33/ Mayed tgit d ca n tafssi?: Où en es tu d'une certaine légèreté? C'est la question à une femme enceinte qui, évidemment, devient de plus en plus lourde au fur et à mesure qu'elle approche du terme; une façon de l'encourager et de lui rappeler que ce n'est qu'une situation passagère.

34/ Wakhkha, ah tatêfi: Oui (d'accord), oh douceur. Se dit, comme agrément, à sa (son) bien-aimée(é); histoire d'inclure dans  cette liste presque rébarbative-  une note tendre.

35/ Les expressions où intervient le mot Rêbbi sont tellement nombreuses qu'il faudrait un livre pour les contenir toutes. Il serait intéressant, à ce propos, de déterminer celles qui sont ante-islamiques; car les imazighen ont connu le christianisme et le judaïsme avant l'islam; et même des religions autres dans la sens où une religion vise, en fait, une religiosité, une relation avec la nature et avec l'au-delà.

36/ Ssidân, Skukku. Il y a une expression dont je ne comprends pas le sens (étymologiquement). C'est «Ssidân». Elle s'utilise quand quelqu'un raconte des événements tristes ou regrettables. Il me semble reconnaître le mot Idân i.e. les nuits. Peut être, façon de dire que ce sont des choses sombres (de nuit?) et qu'il ne nous soit pas donné de les voir ni de les connaître. Il paraît que, dans le sous, l'expression équivalente est Skukku.

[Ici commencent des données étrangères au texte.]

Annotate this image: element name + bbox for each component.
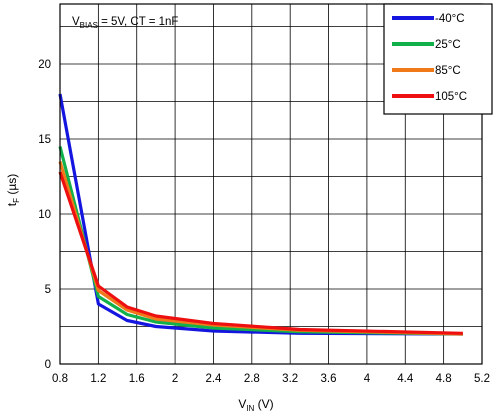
y-axis-title-sub: F (12, 198, 21, 203)
legend-label: 105°C (435, 91, 467, 103)
y-axis-title-unit: (µs) (5, 174, 19, 198)
x-tick-labels: 0.8 1.2 1.6 2 2.4 2.8 3.2 3.6 4 4.4 4.8 5.2 (52, 373, 490, 385)
legend: -40°C 25°C 85°C 105°C (383, 3, 493, 115)
x-tick-label: 1.6 (129, 373, 145, 385)
series-layer (58, 93, 463, 336)
legend-label: 85°C (435, 65, 461, 77)
x-tick-label: 2.8 (244, 373, 260, 385)
y-tick-label: 20 (38, 59, 51, 71)
annotation-v: V (72, 16, 80, 28)
x-tick-label: 4 (364, 373, 371, 385)
x-tick-label: 0.8 (52, 373, 68, 385)
annotation-sub: BIAS (80, 21, 98, 30)
x-tick-label: 4.4 (397, 373, 414, 385)
x-tick-label: 5.2 (474, 373, 490, 385)
y-tick-label: 15 (38, 134, 51, 146)
legend-label: -40°C (435, 13, 465, 25)
series-line-105°C (58, 171, 463, 335)
x-axis-title-unit: (V) (254, 397, 273, 411)
x-tick-label: 4.8 (436, 373, 452, 385)
y-tick-label: 5 (45, 284, 51, 296)
y-axis-title-main: t (5, 202, 19, 206)
x-axis-title: VIN (V) (238, 397, 273, 413)
legend-items: -40°C 25°C 85°C 105°C (392, 13, 467, 103)
plot-frame (59, 3, 483, 365)
condition-annotation: VBIAS = 5V, CT = 1nF (72, 16, 178, 30)
x-tick-label: 2 (172, 373, 178, 385)
x-tick-label: 2.4 (205, 373, 222, 385)
annotation-rest: = 5V, CT = 1nF (98, 16, 179, 28)
x-tick-label: 3.6 (321, 373, 337, 385)
y-tick-labels: 0 5 10 15 20 (38, 59, 51, 371)
x-tick-label: 3.2 (282, 373, 298, 385)
y-axis-title: tF (µs) (5, 174, 21, 206)
x-axis-title-main: V (238, 397, 246, 411)
x-axis-title-sub: IN (246, 404, 254, 413)
x-tick-label: 1.2 (90, 373, 106, 385)
y-tick-label: 0 (45, 359, 51, 371)
y-tick-label: 10 (38, 209, 51, 221)
legend-label: 25°C (435, 39, 461, 51)
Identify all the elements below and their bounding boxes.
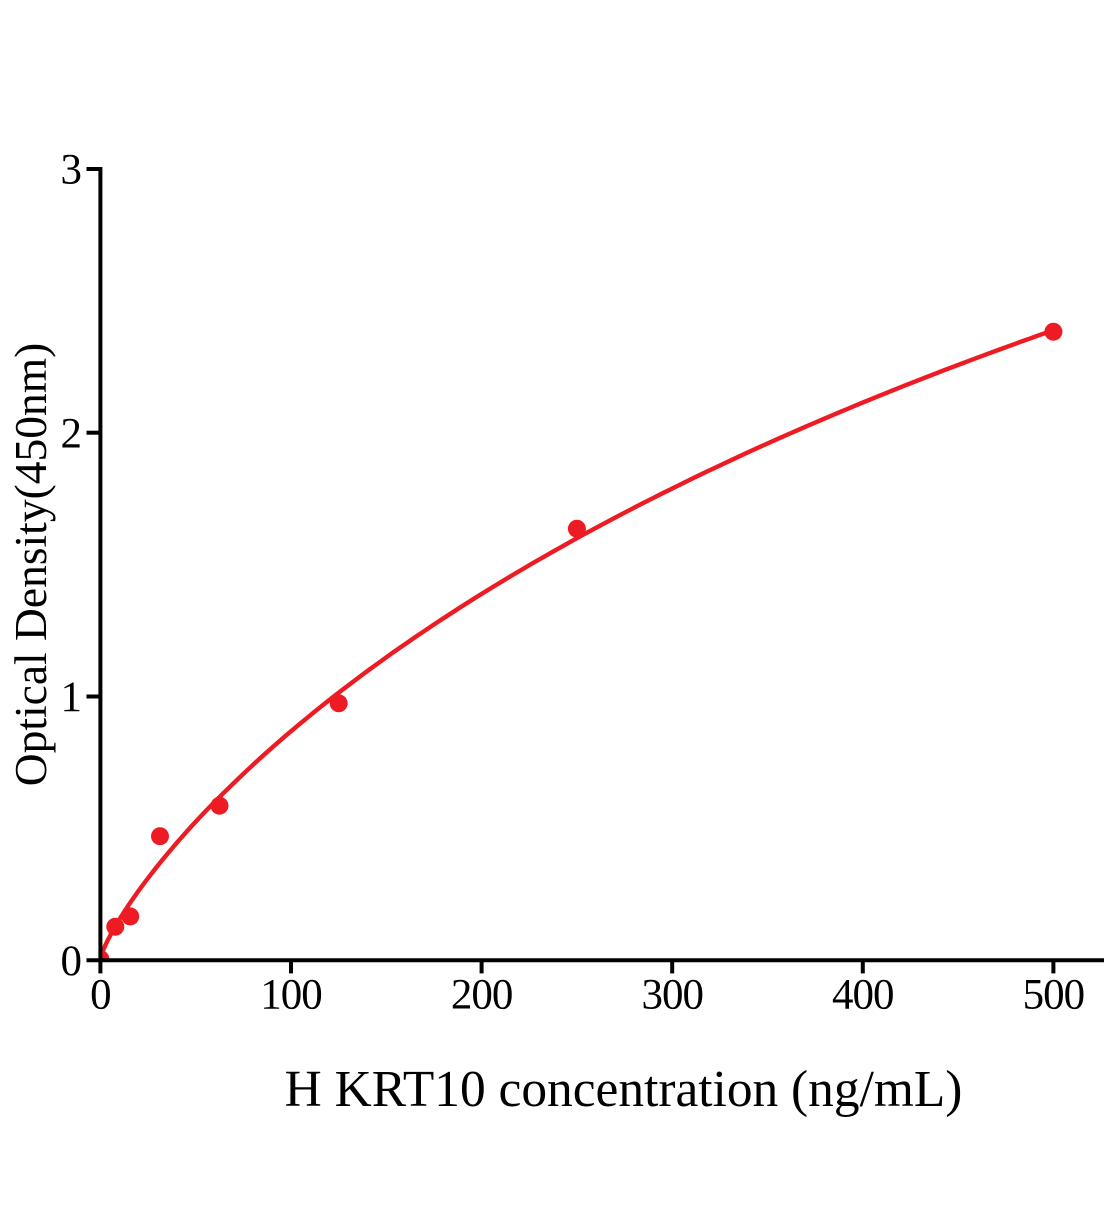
svg-text:400: 400 [832, 972, 894, 1019]
svg-text:200: 200 [451, 972, 513, 1019]
svg-text:2: 2 [61, 410, 83, 457]
svg-text:1: 1 [61, 674, 83, 721]
svg-text:0: 0 [61, 938, 83, 985]
svg-text:H KRT10 concentration (ng/mL): H KRT10 concentration (ng/mL) [285, 1061, 963, 1118]
svg-text:3: 3 [61, 147, 83, 194]
svg-text:100: 100 [260, 972, 322, 1019]
svg-text:500: 500 [1023, 972, 1085, 1019]
svg-text:Optical Density(450nm): Optical Density(450nm) [5, 343, 56, 787]
svg-text:300: 300 [641, 972, 703, 1019]
svg-text:0: 0 [90, 972, 111, 1019]
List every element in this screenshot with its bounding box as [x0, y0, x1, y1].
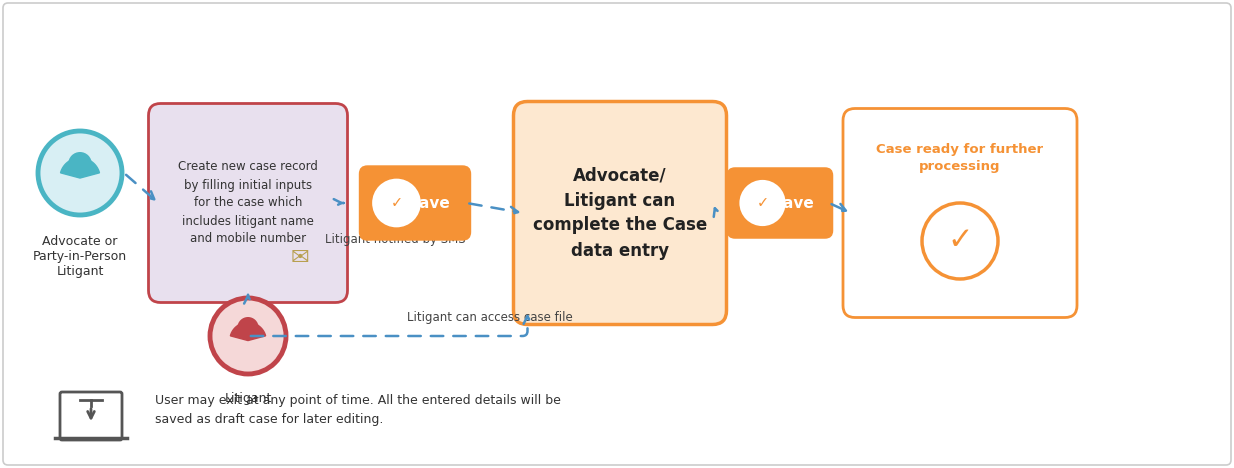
FancyBboxPatch shape	[359, 165, 471, 241]
Text: Litigant: Litigant	[225, 392, 271, 405]
Circle shape	[237, 317, 259, 338]
Polygon shape	[60, 158, 100, 178]
Text: User may exit at any point of time. All the entered details will be
saved as dra: User may exit at any point of time. All …	[155, 394, 561, 426]
Circle shape	[922, 203, 998, 279]
FancyBboxPatch shape	[148, 103, 348, 302]
FancyBboxPatch shape	[2, 3, 1232, 465]
Circle shape	[373, 179, 421, 227]
FancyBboxPatch shape	[513, 102, 727, 324]
Text: ✓: ✓	[390, 196, 402, 211]
Circle shape	[38, 131, 122, 215]
Text: Create new case record
by filling initial inputs
for the case which
includes lit: Create new case record by filling initia…	[178, 161, 318, 246]
Circle shape	[739, 180, 786, 226]
Text: Case ready for further
processing: Case ready for further processing	[876, 143, 1044, 173]
Text: Litigant can access case file: Litigant can access case file	[407, 311, 573, 324]
FancyBboxPatch shape	[60, 392, 122, 440]
FancyBboxPatch shape	[727, 167, 833, 239]
Circle shape	[210, 298, 286, 374]
Text: ✉: ✉	[291, 248, 310, 268]
Text: Litigant notified by SMS: Litigant notified by SMS	[325, 234, 465, 247]
Circle shape	[68, 152, 91, 176]
Text: ✓: ✓	[948, 227, 972, 256]
Polygon shape	[231, 322, 265, 341]
Text: Save: Save	[408, 196, 450, 211]
Text: Advocate/
Litigant can
complete the Case
data entry: Advocate/ Litigant can complete the Case…	[533, 167, 707, 259]
Text: Save: Save	[772, 196, 814, 211]
Text: ✓: ✓	[756, 196, 769, 211]
FancyBboxPatch shape	[843, 109, 1077, 317]
Text: Advocate or
Party-in-Person
Litigant: Advocate or Party-in-Person Litigant	[33, 235, 127, 278]
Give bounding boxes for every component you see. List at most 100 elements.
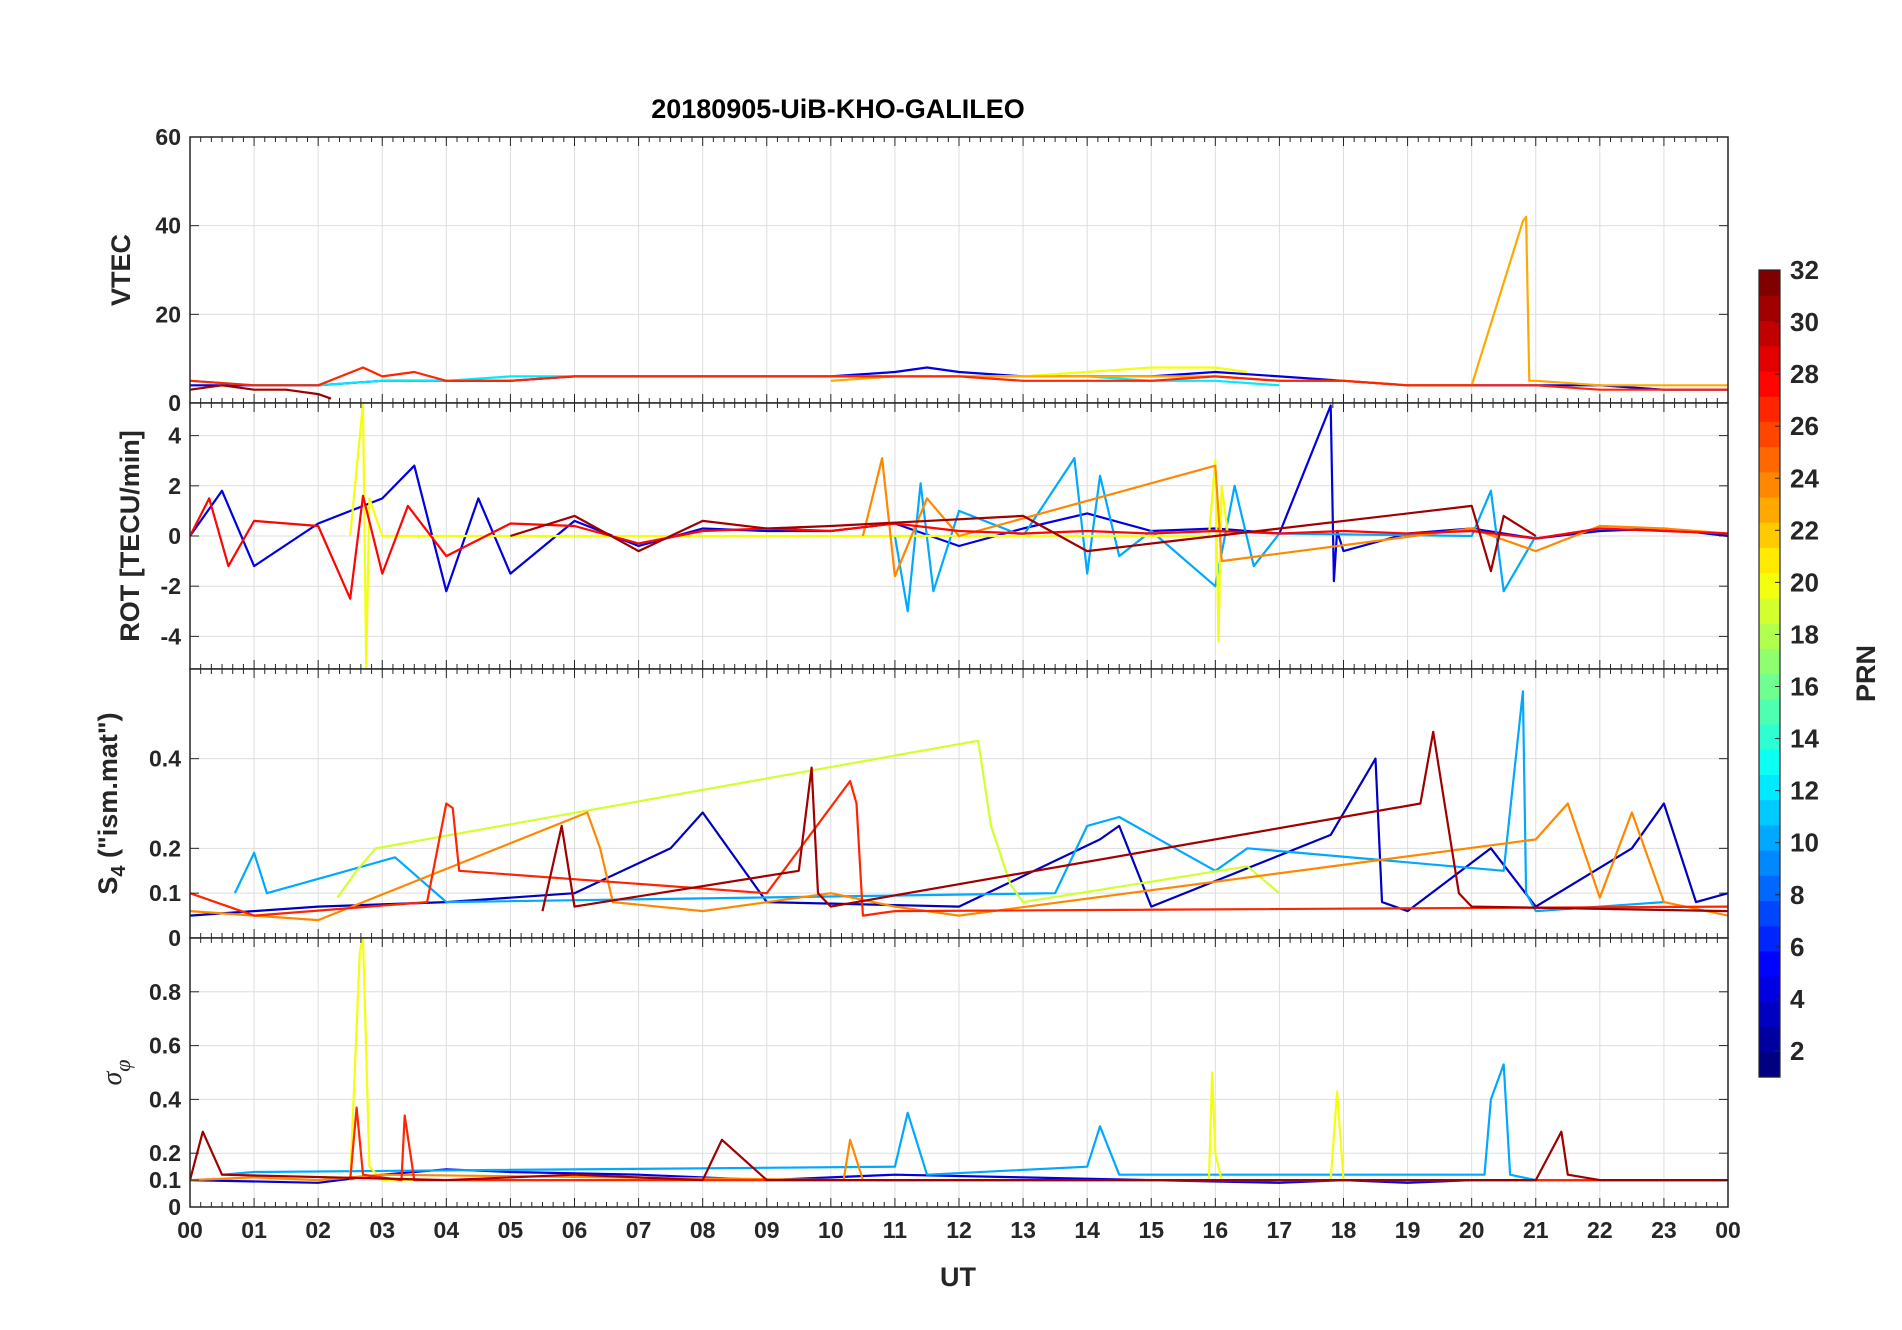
x-tick-label: 03 (369, 1217, 395, 1243)
colorbar-segment (1759, 1026, 1780, 1053)
y-tick-label: 0.8 (149, 979, 181, 1005)
figure-title: 20180905-UiB-KHO-GALILEO (651, 94, 1025, 124)
colorbar-tick-label: 24 (1790, 463, 1819, 493)
colorbar-segment (1759, 396, 1780, 422)
y-axis-label: VTEC (106, 234, 136, 306)
colorbar-tick-label: 30 (1790, 307, 1819, 337)
x-tick-label: 15 (1138, 1217, 1164, 1243)
y-tick-label: 0 (168, 523, 181, 549)
x-tick-label: 13 (1010, 1217, 1036, 1243)
colorbar-tick-label: 8 (1790, 880, 1804, 910)
series-line-prn-20 (349, 403, 1230, 669)
y-axis-label: ROT [TECU/min] (115, 430, 145, 641)
series-line-prn-24 (190, 802, 1728, 922)
y-tick-label: 0.2 (149, 835, 181, 861)
x-axis-label: UT (940, 1262, 976, 1292)
colorbar-segment (1759, 799, 1780, 826)
colorbar-segment (1759, 623, 1780, 649)
series-line-prn-19 (336, 739, 1281, 904)
y-tick-label: 0 (168, 925, 181, 951)
x-tick-label: 12 (946, 1217, 972, 1243)
y-axis-label-rest: ("ism.mat") (93, 712, 123, 865)
colorbar-segment (1759, 547, 1780, 574)
x-tick-label: 02 (305, 1217, 331, 1243)
colorbar-tick-label: 26 (1790, 411, 1819, 441)
x-tick-label: 09 (754, 1217, 780, 1243)
colorbar-segment (1759, 1001, 1780, 1028)
panel-rot: -4 -2 0 2 4 ROT [TECU/min] (115, 402, 1729, 670)
series-group (190, 215, 1728, 400)
y-tick-label: 0 (168, 1194, 181, 1220)
series-line-prn-10 (221, 1063, 1537, 1182)
y-tick-label: 0.2 (149, 1140, 181, 1166)
colorbar-segment (1759, 673, 1780, 700)
colorbar-segment (1759, 370, 1780, 397)
colorbar-segment (1759, 446, 1780, 473)
colorbar-label: PRN (1851, 645, 1881, 702)
x-tick-label: 01 (241, 1217, 267, 1243)
y-tick-label: 40 (155, 213, 181, 239)
colorbar-segment (1759, 597, 1780, 624)
series-line-prn-10 (893, 457, 1537, 613)
colorbar-tick-label: 10 (1790, 828, 1819, 858)
colorbar-segment (1759, 496, 1780, 523)
x-tick-label: 22 (1587, 1217, 1613, 1243)
y-tick-label: 2 (168, 473, 181, 499)
y-axis-label-base: S (93, 877, 123, 895)
panel-s4: 0 0.1 0.2 0.4 S4 ("ism.mat") (93, 668, 1729, 951)
y-axis-label: S4 ("ism.mat") (93, 712, 130, 894)
series-group (190, 690, 1728, 922)
x-tick-label: 00 (177, 1217, 203, 1243)
colorbar-segment (1759, 850, 1780, 876)
y-tick-label: 0.4 (149, 746, 181, 772)
panel-sigma_phi: 00.10.2 0.4 0.6 0.8 σφ 00 01 02 03 04 05 06 07 08 09 10… (97, 937, 1741, 1243)
colorbar-tick-label: 32 (1790, 255, 1819, 285)
colorbar-segment (1759, 345, 1780, 372)
series-line-prn-27 (190, 779, 1728, 917)
colorbar-segment (1759, 925, 1780, 952)
colorbar-segment (1759, 824, 1780, 851)
x-tick-label: 08 (690, 1217, 716, 1243)
colorbar-tick-label: 22 (1790, 515, 1819, 545)
x-tick-label: 21 (1523, 1217, 1549, 1243)
x-tick-label: 04 (434, 1217, 460, 1243)
x-tick-label: 07 (626, 1217, 652, 1243)
y-tick-label: 0.6 (149, 1033, 181, 1059)
x-tick-label: 05 (498, 1217, 524, 1243)
y-tick-label: 0 (168, 390, 181, 416)
colorbar-segment (1759, 875, 1780, 902)
colorbar-segment (1759, 1051, 1780, 1078)
colorbar-segment (1759, 723, 1780, 750)
panel-vtec: 0 20 40 60 VTEC (106, 124, 1729, 416)
y-tick-label: 20 (155, 301, 181, 327)
x-tick-label: 14 (1074, 1217, 1100, 1243)
colorbar-segment (1759, 320, 1780, 347)
x-tick-label: 19 (1395, 1217, 1421, 1243)
colorbar-tick-label: 2 (1790, 1036, 1804, 1066)
colorbar-frame (1758, 269, 1781, 1078)
colorbar-segment (1759, 421, 1780, 448)
x-tick-label: 00 (1715, 1217, 1741, 1243)
colorbar-tick-label: 12 (1790, 776, 1819, 806)
colorbar-tick-label: 14 (1790, 724, 1819, 754)
series-line-prn-31 (510, 504, 1537, 573)
series-line-prn-31 (190, 1130, 1728, 1182)
x-tick-label: 18 (1331, 1217, 1357, 1243)
colorbar-segment (1759, 270, 1780, 296)
y-tick-label: 0.1 (149, 880, 181, 906)
series-line-prn-28 (190, 494, 1728, 600)
colorbar-segment (1759, 749, 1780, 775)
colorbar-segment (1759, 774, 1780, 801)
y-tick-label: 0.4 (149, 1086, 181, 1112)
colorbar-segment (1759, 950, 1780, 977)
y-tick-label: 4 (168, 423, 181, 449)
series-line-prn-27 (190, 366, 1728, 391)
colorbar-segment (1759, 698, 1780, 725)
x-tick-label: 16 (1203, 1217, 1229, 1243)
y-axis-label-phi: φ (110, 1060, 135, 1072)
colorbar-segment (1759, 648, 1780, 675)
y-tick-label: -2 (161, 573, 181, 599)
series-line-prn-31 (541, 730, 1728, 913)
y-tick-label: 0.1 (149, 1167, 181, 1193)
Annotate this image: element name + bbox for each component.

37/ Ad qad ac. C'est l'expression rifaine pour dire Merci. Je ne la comprends pas, même du point de vue du vocabulaire. Pour être plus précis, la question est la suivante: Quel est le verbe utilisé dans Qad? Evidemment, il peut s'agir de tout à fait autre chose; jusqu'à même un emprunt possible.

38/ Irghuda ac (awen, akh, as,…). Elle se dit, par exemple, quand quelqu'un sort de prison ou indemne d'un grave accident, etc.. Irghuda pourrait être Ar ighuda i.e. «C'est bon» ou encore «tant mieux». Ceci est bien possible vu l'origine simple d'expressions grandiloquentes dans d'autres langues. Mais c'est à voir.

            Evidemment, la politesse en tamazighet ne peut se résumer en une liste de formules et encore moins à seulement celles présentées ici.. Je n'ai jamais  visé l'exhaustivité. Je veux simplement attirer l'attention sur des sujets dignes d'intérêt et qui me semblent oubliés. Il en a été ainsi des notes que j'ai publiées jusqu'à maintenant.